驚きの目で振り返ると、ニヤリと笑ってビア樽は言う。
「その点は、ぬかりねえや。退路は確保してあるぜ」
「闘うんじゃないのか?」
「あたりめえだ。こんな気色の悪い蜘蛛野郎と、わたりあうのはごめんだ。ひ弱なお前さんにも、女の子を抱いて走る甲斐性くらいあるだろう」
これからという場面で、逃げるのか。ぼくは呆れたが、かといって反論している暇もない。少女を横抱きにしたままマントをひるがえすと、ビア樽が後に続いた。
蛍貝の灯りを頼りに、相変わらず曲がりくねった廊下を、やみくもに走る。走る。ヘンリー王の間の抜けた足音が続き、その後ろから、床板を粉砕しつつ、聞くに堪えない罵詈雑言を吐き散らしながら、狂った大蜘蛛が追いかけてくる。

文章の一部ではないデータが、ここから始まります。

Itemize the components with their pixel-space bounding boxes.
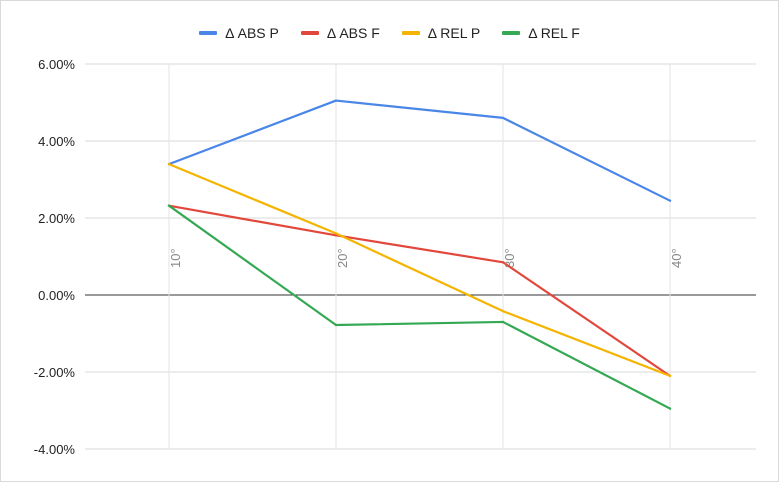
data-point: [167, 162, 171, 166]
legend-swatch: [401, 31, 420, 35]
chart-legend: Δ ABS P Δ ABS F Δ REL P Δ REL F: [1, 23, 778, 43]
x-tick-label: 20°: [335, 248, 350, 268]
legend-swatch: [199, 31, 218, 35]
legend-item[interactable]: Δ ABS P: [199, 25, 279, 41]
legend-label: Δ ABS F: [326, 25, 380, 41]
y-tick-label: -4.00%: [34, 442, 76, 457]
legend-label: Δ ABS P: [225, 25, 279, 41]
data-point: [334, 232, 338, 235]
legend-item[interactable]: Δ REL P: [401, 25, 481, 41]
y-tick-label: 2.00%: [38, 211, 75, 226]
data-point: [501, 320, 505, 324]
x-tick-label: 40°: [669, 248, 684, 268]
legend-swatch: [502, 31, 521, 35]
legend-item[interactable]: Δ REL F: [502, 25, 580, 41]
data-point: [334, 323, 338, 327]
data-point: [501, 309, 505, 313]
series-line: [167, 99, 672, 202]
data-point: [501, 116, 505, 120]
series-line: [167, 163, 672, 377]
legend-label: Δ REL F: [528, 25, 580, 41]
series-line: [167, 204, 672, 410]
y-tick-label: -2.00%: [34, 365, 76, 380]
data-point: [167, 204, 171, 207]
data-point: [668, 199, 672, 202]
y-tick-label: 6.00%: [38, 57, 75, 72]
data-point: [334, 99, 338, 102]
y-tick-label: 4.00%: [38, 134, 75, 149]
legend-swatch: [300, 31, 319, 35]
series-line: [167, 204, 672, 377]
x-tick-label: 30°: [502, 248, 517, 268]
y-tick-label: 0.00%: [38, 288, 75, 303]
data-point: [668, 407, 672, 410]
x-tick-label: 10°: [168, 248, 183, 268]
legend-item[interactable]: Δ ABS F: [300, 25, 380, 41]
data-point: [501, 261, 505, 264]
data-point: [668, 374, 672, 378]
legend-label: Δ REL P: [427, 25, 481, 41]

もちろん、どっちが出口かなんて、わかるわけがない。それにいったい、この宿屋は宮殿なみの広さがあるのか、角を曲がるたびに、見知らぬ廊下があらわれた。
「だめだ。行き止まりだよ」
ここで見た中で最も大きな、両開きの扉に行く手をはばまれた。取っ手をつかんで、押しても引いても、頑として動かない。鍵穴さえ見当たらないが、それゆえに、外へ通じているのではないかという、期待が生じた。
間もなく、タム・ガイが追いついてきた。ヘンリー王は対峙して、剣の鞘に手をかけた。そのままくるりと振り返り、ドアの上を斜めに薙いだ。蒼白い閃光が、長剣の軌跡を描いたときには、もう本体は鞘の中。
切断された扉が、向こう側へゆっくりと崩れ落ちた。タム・ガイが、また吠えた。
「ここはおれの家だぞおおらあああああああ!」
扉の向こうへ駆け込んだまま、ぼくは愕然と立ち止まった。期待していたような星空は、まったく見えなかった。それどころか、この家の中でも最も暗く、じめじめした地下室のような穴倉が、ぽっかりと広がっていた。
あくまで天井が高く、上方は闇に溶けていた。白い靄のようなものは、蜘蛛の巣だろう。部屋の広さは、ちょっとした礼拝堂に匹敵した。四方を灰色の石で囲まれ、窓ひとつなく、天井のみならず、至る所に、ぼろぼろの蜘蛛の巣がわだかまっていた。石畳の上には、白っぽいものが、無数に散乱していた。
あるところでは、うずたかく盛り上がり、あるところでは粉々に散り敷かれている……あまりにも多すぎて、しばらくは、これらが人間の骨だと気づかなかったほど。
どうやらこの部屋が、タム・ガイの「巣」であるらしい。情けないことに、ぼくたちはみずからそこへ飛び込んでしまったようだ。長大な脚を蠢かせながら、人鬼が部屋の中に這い進み、またしても吠えた。
残響が、無数の髑髏の叫びのように、こだまを返した。